Further, people who had less than complete results with trials of several of the other classes of antidepressant medications have had excellent response to cymbalta.
Also benefitting are those people who have chronic depressions or anxiety disorders and whose medications seems to wear off after a year of two requiring higher dosage with increasing dose related side effects. These people tend to respond immedidately to the lowest dosage of an untried antidepressant medication, like Cymbalta.
What is offensive in psychiatry and why good universities demand that psychiatrists working for drug companies declare their bias is when these 'trend setters' make unreasonable claims for a new medication. These colleagues get called 'drug company whores'as a result. For instance they might say some new medications has a 95 % success rate with depression or suggest that patients already responding well to an earlier antidepressant medication should suddenly switch to the newest and more expensive medication. For this sell out they get a trip to Hawaii or help getting up the academic ladder.
The fact is Cymbalta has something the other medications don't have and for that reason is my first line choice when I'm treating a combination of either a generalized anxiety disorder or depression with a pain disorder. My patients especially the older ones with traumatic athritis and those with fibromyalgia and even a patient with migraines have reported significant improvement in their pain as a result of starting cymbalta.
This happened when I gave wellbutrin, also marketted as zyban, to smokers with depression, a number of them found it easier to quit somking. Hence if I have a patient who wants to quit smoking and has depression I would consider well butrin as a first line treatment. Wellbutrin is also called buproprion and has been used successfully extensively in addiction psychiatry.
Cymbalta now is the new drug of choice for that mixed state where pain and depression or anxiety prevail. I love scientific advances in psychopharmacology and this truly is. My fibromyalgia patients are especially pleased with it's benefit.

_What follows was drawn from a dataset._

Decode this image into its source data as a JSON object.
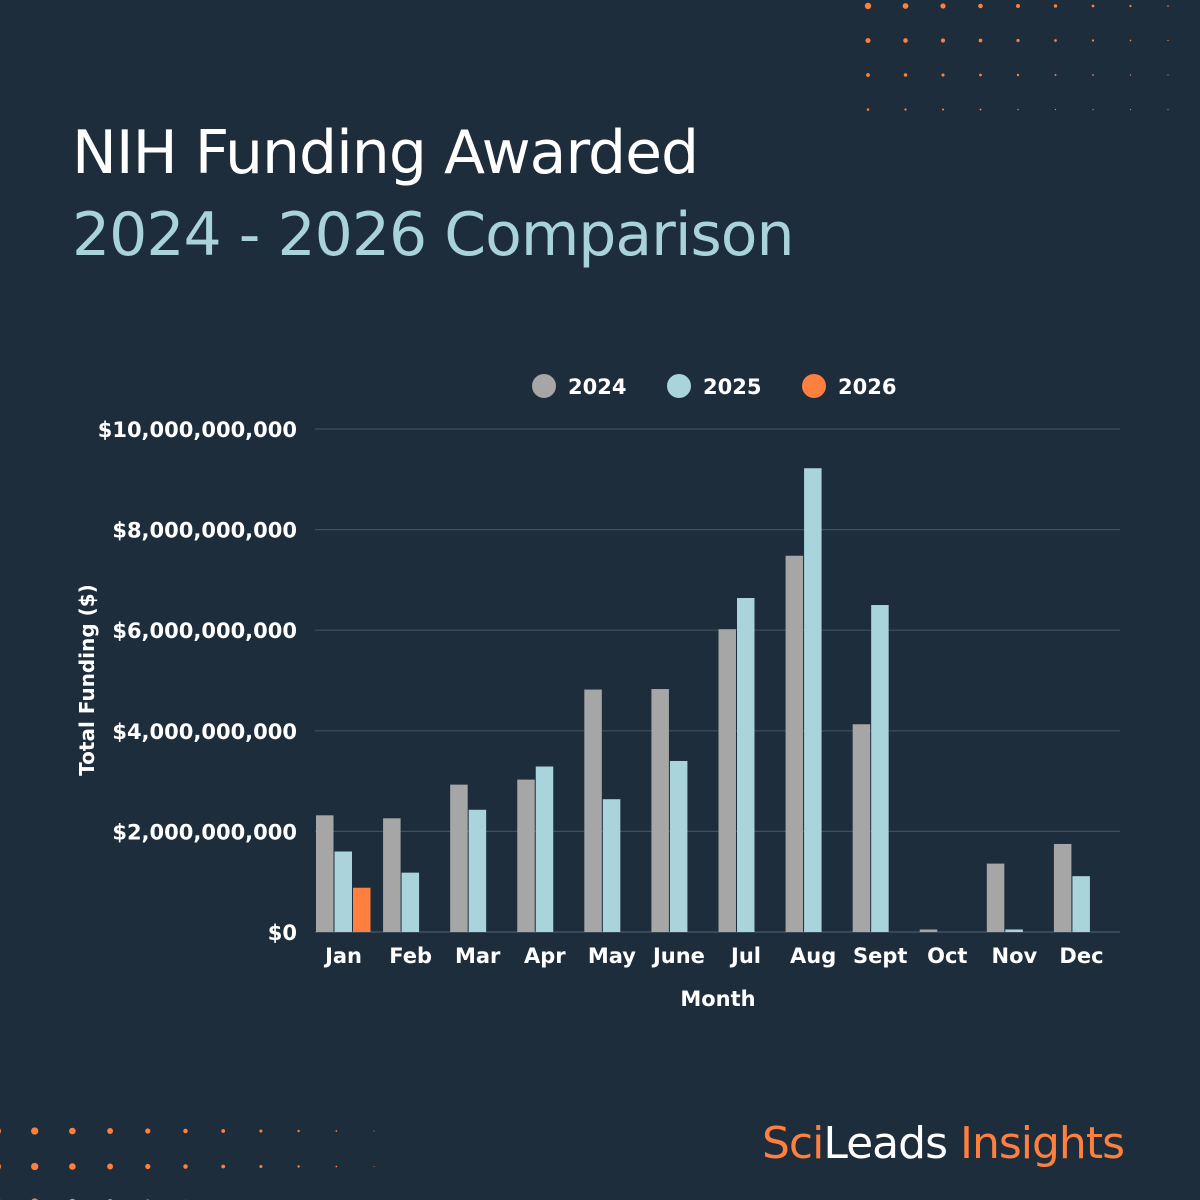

The side effect profile is roughly the same as effexor with some nausea and possibly tendency to make one sleepy. The key is starting the medication at 30 mg and slowly titrating it upwards to the best dose for the patient, which so far in my practice has been in the 60 to 90 mg range though it's likely to be beneficial at double this dosage or it may turn out there's a window between 60 and 120. It's too early to tell but responses are being noted in the early weeks at as low as 30 mg which was what we saw when we started using prozac and 10 mg to 20 mg was sufficient. Later we learned that obsessive compulsive patients often needed 60 to 80 mg and it's possible there will be a subcategory of patients who need higher dosages of Cymbalta. For now I'm just really thankful to Lilly for providing a product that is such a breakthrough.
Pharmaceutical companies spend millions and millions on research and development something the 'health food industry' is not in the habit of doing. Consider the making of a new Hollywood movie with all the jobs and all the new ideas and compare that to late night 're runs'. That can be said for alot of 'alternative medicine'. Yes I know their are exceptions but I think people forget that these are 'big business' too and don't appreciate the contributions that are provided by the pharmaceutical industry.
Almost all my patients have tried 'everything' when they get to me. I am thankful for all the help I can get. Cymbalta is just that kind of help. Lilly is a great pharmaceutical company that has done amazing research and provided great breakthrough in medications. Thank you, Lilly.